1. Show mother how you can mend a straight tear by mending one for her at home. Perhaps there is a straight tear in her dress, or in a towel or napkin.

2. Why is it worth while to mend it?


Lesson 3

DARNING STOCKINGS

We all have stockings to darn each week as they come from the laundry. Do you mend the small holes at once, or let them grow larger?

It is always a saving of time and energy to take care of the small holes; small ones grow to be larger ones if one is not careful. It pays to mend at once. We will learn how to mend stockings.

Courtesy of H. Brinton Co.

Fig. 99.—The knitting machine. Caps, stockings, and underwear are made on similar machines.

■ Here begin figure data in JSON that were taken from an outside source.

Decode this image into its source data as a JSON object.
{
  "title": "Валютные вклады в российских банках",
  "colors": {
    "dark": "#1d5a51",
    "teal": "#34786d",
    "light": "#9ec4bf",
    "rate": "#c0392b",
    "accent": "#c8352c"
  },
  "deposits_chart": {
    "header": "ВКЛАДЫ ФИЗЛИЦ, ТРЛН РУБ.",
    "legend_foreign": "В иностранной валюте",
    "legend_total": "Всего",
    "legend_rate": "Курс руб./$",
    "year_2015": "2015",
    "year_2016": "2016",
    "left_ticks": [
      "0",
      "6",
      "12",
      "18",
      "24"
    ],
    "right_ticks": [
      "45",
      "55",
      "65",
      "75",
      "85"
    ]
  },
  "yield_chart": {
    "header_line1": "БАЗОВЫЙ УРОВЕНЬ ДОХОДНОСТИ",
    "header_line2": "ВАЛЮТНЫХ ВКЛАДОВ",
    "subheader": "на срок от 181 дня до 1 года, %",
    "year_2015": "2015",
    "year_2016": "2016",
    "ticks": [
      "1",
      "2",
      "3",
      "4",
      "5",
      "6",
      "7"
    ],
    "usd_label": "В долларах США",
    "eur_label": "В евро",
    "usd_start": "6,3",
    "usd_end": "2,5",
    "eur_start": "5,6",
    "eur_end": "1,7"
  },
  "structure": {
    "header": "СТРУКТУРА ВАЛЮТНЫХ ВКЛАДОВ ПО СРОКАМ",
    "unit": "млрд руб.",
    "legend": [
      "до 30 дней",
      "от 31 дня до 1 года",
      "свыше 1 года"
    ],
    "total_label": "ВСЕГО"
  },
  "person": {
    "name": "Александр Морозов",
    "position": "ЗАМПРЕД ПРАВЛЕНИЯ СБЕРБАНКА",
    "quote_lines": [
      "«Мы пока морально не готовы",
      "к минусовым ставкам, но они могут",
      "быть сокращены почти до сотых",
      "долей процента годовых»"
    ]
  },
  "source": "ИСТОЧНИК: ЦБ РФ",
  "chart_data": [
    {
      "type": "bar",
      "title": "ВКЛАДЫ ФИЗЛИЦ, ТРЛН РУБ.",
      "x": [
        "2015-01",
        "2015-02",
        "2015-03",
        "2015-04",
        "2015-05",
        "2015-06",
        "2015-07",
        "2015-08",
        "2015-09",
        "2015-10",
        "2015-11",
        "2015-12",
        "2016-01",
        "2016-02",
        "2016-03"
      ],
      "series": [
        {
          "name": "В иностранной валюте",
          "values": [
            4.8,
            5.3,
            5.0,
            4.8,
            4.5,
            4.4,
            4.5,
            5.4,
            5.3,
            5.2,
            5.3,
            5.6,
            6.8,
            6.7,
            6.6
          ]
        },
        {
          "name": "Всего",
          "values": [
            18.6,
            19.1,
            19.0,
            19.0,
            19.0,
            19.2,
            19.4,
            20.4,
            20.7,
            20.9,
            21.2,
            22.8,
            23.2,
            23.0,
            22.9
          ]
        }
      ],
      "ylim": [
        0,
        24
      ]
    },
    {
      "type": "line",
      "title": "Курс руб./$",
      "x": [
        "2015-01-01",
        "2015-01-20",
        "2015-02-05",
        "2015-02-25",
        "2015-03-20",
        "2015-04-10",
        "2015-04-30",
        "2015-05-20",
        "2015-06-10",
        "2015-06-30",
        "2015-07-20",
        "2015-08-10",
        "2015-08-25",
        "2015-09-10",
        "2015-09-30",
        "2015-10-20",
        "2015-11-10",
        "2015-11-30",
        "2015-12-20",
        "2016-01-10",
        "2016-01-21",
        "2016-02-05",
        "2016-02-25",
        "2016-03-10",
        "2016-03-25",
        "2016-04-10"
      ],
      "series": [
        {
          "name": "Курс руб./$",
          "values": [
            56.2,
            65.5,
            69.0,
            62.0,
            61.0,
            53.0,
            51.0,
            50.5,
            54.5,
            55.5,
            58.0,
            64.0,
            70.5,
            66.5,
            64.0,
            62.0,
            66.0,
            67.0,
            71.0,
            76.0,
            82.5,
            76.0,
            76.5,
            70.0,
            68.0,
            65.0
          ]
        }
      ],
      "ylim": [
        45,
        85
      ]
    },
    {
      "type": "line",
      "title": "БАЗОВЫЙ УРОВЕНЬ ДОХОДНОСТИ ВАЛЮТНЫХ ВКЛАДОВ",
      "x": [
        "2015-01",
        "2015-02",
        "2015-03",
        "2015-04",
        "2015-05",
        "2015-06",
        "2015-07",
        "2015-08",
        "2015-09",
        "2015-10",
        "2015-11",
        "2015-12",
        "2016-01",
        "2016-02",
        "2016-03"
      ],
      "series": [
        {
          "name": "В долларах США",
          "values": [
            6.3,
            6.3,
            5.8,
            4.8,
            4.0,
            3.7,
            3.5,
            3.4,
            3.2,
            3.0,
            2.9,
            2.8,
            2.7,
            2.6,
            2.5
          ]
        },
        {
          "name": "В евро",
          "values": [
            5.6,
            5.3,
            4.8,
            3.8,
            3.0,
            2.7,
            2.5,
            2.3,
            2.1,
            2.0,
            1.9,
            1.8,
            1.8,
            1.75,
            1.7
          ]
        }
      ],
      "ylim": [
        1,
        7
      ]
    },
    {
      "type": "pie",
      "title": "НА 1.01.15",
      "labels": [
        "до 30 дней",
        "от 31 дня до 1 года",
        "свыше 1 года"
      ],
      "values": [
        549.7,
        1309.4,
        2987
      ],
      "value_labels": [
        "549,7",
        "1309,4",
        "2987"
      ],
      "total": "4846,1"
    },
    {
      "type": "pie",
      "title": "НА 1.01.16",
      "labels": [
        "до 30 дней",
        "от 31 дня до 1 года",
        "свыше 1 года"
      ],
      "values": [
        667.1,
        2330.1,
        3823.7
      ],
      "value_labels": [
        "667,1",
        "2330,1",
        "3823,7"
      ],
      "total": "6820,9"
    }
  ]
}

Stocking darning differs from darning the straight or the square tear, because, as a rule, there is a hole in the stocking. The stocking material is worn away, and it is necessary to replace it with a small piece of weaving over and under of warp and filling. A patch or extra piece of material might be placed under the hole, but that would be uncomfortable; so a woven piece is put in. The stocking is made of knitted material called stockinet, not of woven cloth. How do they differ? Can you think of other articles of clothing made of knitted material? Yes, mittens, sweaters, caps, underwear. Have you ever seen a knitting machine? Here is a picture (Fig. 99) of one showing how the stocking is knitted in the factory to-day on the knitting machines. In weaving there are two threads. What are they? In knitting there is only one thread; just like grandmother's knitting of the stocking round and round as the tiny loops are formed. Have you ever torn your stocking in a loop and had it run right down the whole leg of the stocking? Barbara Oakes had this experience. That shows how the tiny loops are made. If one catches the loop, the raveling is prevented.